The best frankincense is a matter of opinion, she tells me. “The Omanis are going to say the white frankincense from Hasak or Jebel Samhan is best, or the green one because it’s the male tree. Whatever.
“My favourite one is the dark stuff from Fazayah. I could be wrong about this but the groves that I like the most, I consider them the old lady trees because they’re strong and they’re stout but they’re beautiful. That stuff, it’s oozy and it’s black. I’ve seen them being pollinated by clouds of white butterflies.”
In 2011, Harris gained international attention for her frankincense ice cream, which made its debut at the Al Haffa frankincense souq, outside Salalah. With the blessing of the municipality, she set up a stand beside a mango seller, a corn seller and a chickpea seller.

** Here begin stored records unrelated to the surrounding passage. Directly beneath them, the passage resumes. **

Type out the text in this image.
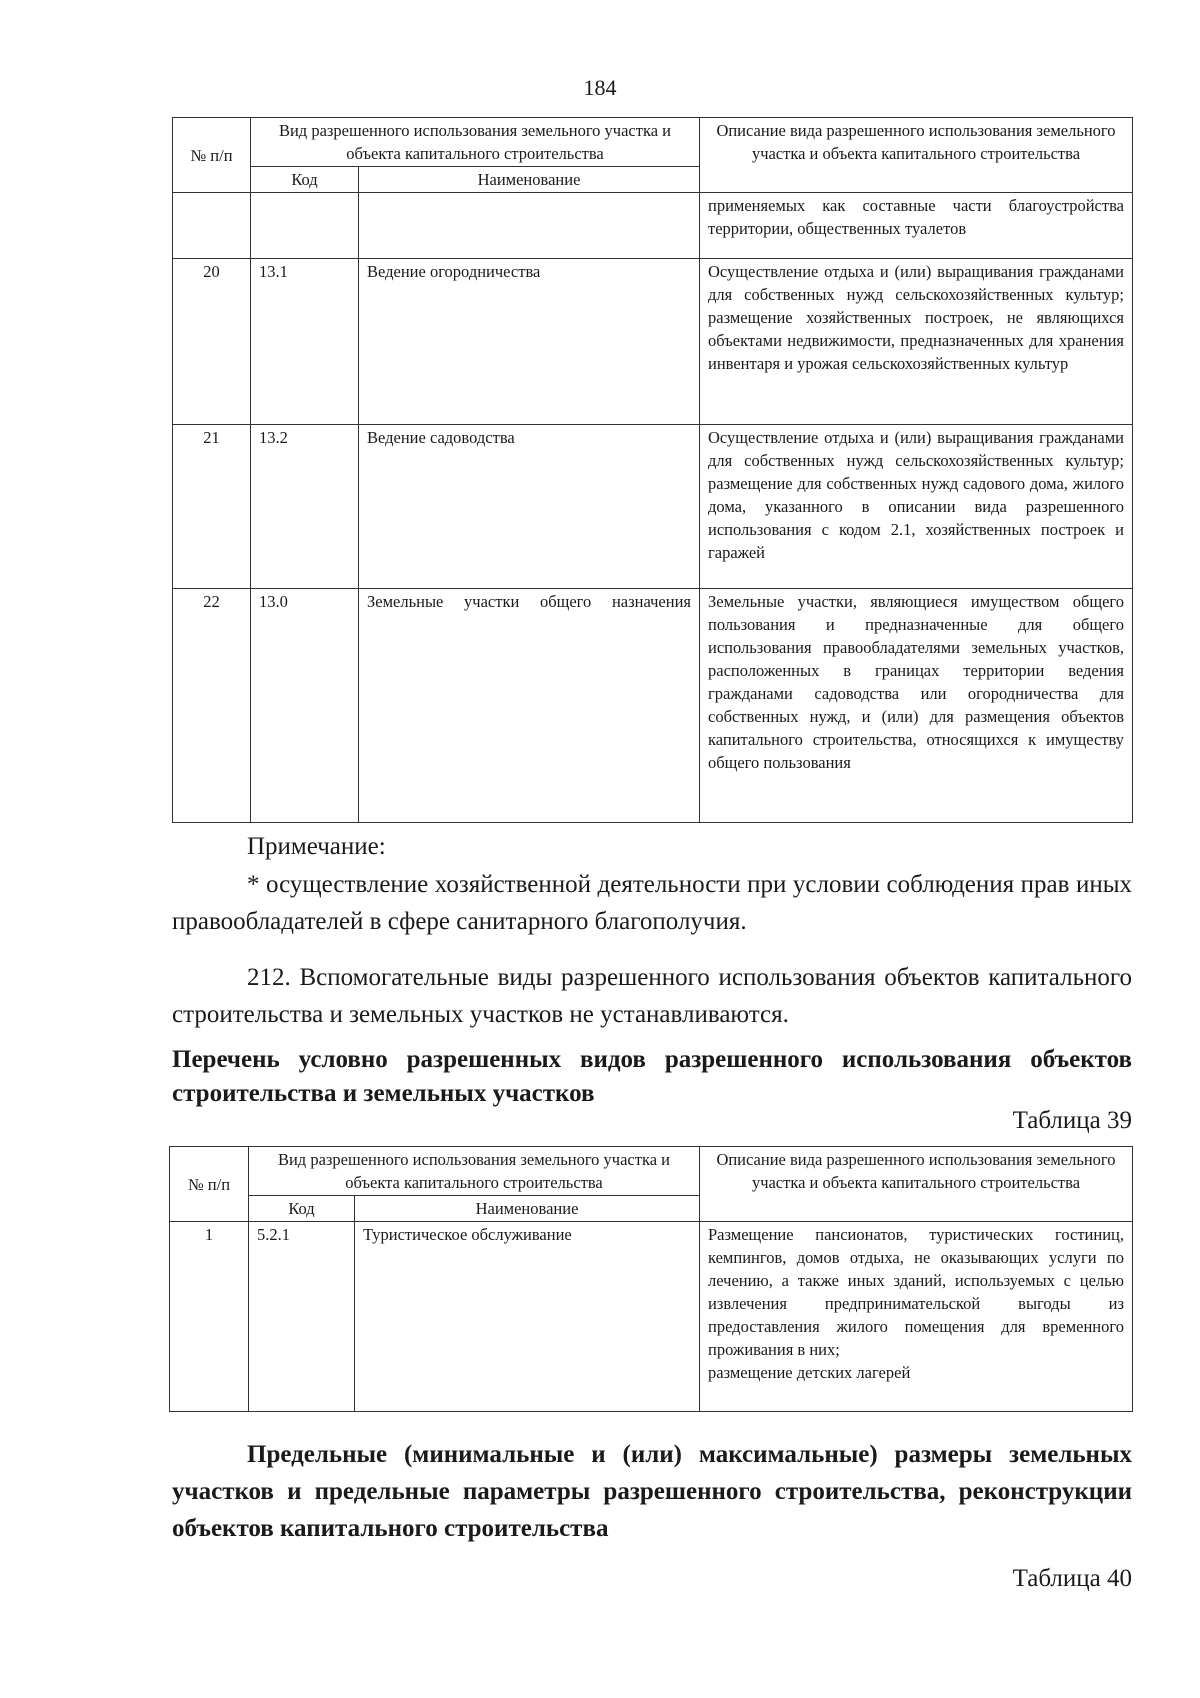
184
№ п/п	Вид разрешенного использования земельного участка и объекта капитального строительства		Описание вида разрешенного использования земельного участка и объекта капитального строительства
	Код	Наименование	
			применяемых как составные части благоустройства территории, общественных туалетов
20	13.1	Ведение огородничества	Осуществление отдыха и (или) выращивания гражданами для собственных нужд сельскохозяйственных культур; размещение хозяйственных построек, не являющихся объектами недвижимости, предназначенных для хранения инвентаря и урожая сельскохозяйственных культур
21	13.2	Ведение садоводства	Осуществление отдыха и (или) выращивания гражданами для собственных нужд сельскохозяйственных культур; размещение для собственных нужд садового дома, жилого дома, указанного в описании вида разрешенного использования с кодом 2.1, хозяйственных построек и гаражей
22	13.0	Земельные участки общего назначения	Земельные участки, являющиеся имуществом общего пользования и предназначенные для общего использования правообладателями земельных участков, расположенных в границах территории ведения гражданами садоводства или огородничества для собственных нужд, и (или) для размещения объектов капитального строительства, относящихся к имуществу общего пользования
Примечание:
* осуществление хозяйственной деятельности при условии соблюдения прав иных правообладателей в сфере санитарного благополучия.
212. Вспомогательные виды разрешенного использования объектов капитального строительства и земельных участков не устанавливаются.
Перечень условно разрешенных видов разрешенного использования объектов строительства и земельных участков
Таблица 39
№ п/п	Вид разрешенного использования земельного участка и объекта капитального строительства		Описание вида разрешенного использования земельного участка и объекта капитального строительства
	Код	Наименование	
1	5.2.1	Туристическое обслуживание	Размещение пансионатов, туристических гостиниц, кемпингов, домов отдыха, не оказывающих услуги по лечению, а также иных зданий, используемых с целью извлечения предпринимательской выгоды из предоставления жилого помещения для временного проживания в них;
размещение детских лагерей
Предельные (минимальные и (или) максимальные) размеры земельных участков и предельные параметры разрешенного строительства, реконструкции объектов капитального строительства
Таблица 40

The international media may have been impressed, local vendors were not. It caused a furor and a meeting was held at the municipality at 11pm one night to discuss why an American woman should have the right to sell frankincense ice cream at all.
“I was like, ‘Try, try, try it. Ladheed wa jadeed.’ Then they would try it because it’s rude to refuse food and then they’d say, ‘I’ll take two more’.”
Harris sourced milk from the royal farm on the road to Taqah that opens its doors at 9am each morning until everything is sold out. “They sell milk and limes and whatever produce they’ve got on that day. It’s like Macy’s at Christmas time, you go there and everybody is standing outside and you’ve got to fight to get in,” Harris says. “You’ve got to elbow and go under people.”
Ice cream and perfume are alike, she says. “When you smell a perfume, effervescence comes out and you’ve got your top notes and then the heart and the base. It’s like a whole musical composition. With ice cream or gelato your fat is basically a similar structure.”
When the monsoon season ended, Harris closed her Haffa souq ice-cream stall and travelled to study, first in the United States and then at a gelato school in Bologna, Italy.
“I went to ‘ice-cream school’ first, at the University of Pennsylvania. It was more the business side of ice cream ... But there was a gelato guy there and everything he said made sense,” she says. “Instead of formulas and tasting the amount of fat percentage and air, we just made gelato.”
For now, the project is on hold but Harris expects she will be making small batches of frankincense ice cream by next year. An Enfleurage boutique will open in Muscat by the end of the year and for now, she is letting the frankincense take its time. Distillation is all about waiting, she says. “You know how Oman is. I just think you can’t force the oil out of the luban, just the same way you can’t force people here. You have to gently ask the frankincense to give up it’s scent and then it gives beautiful oil.”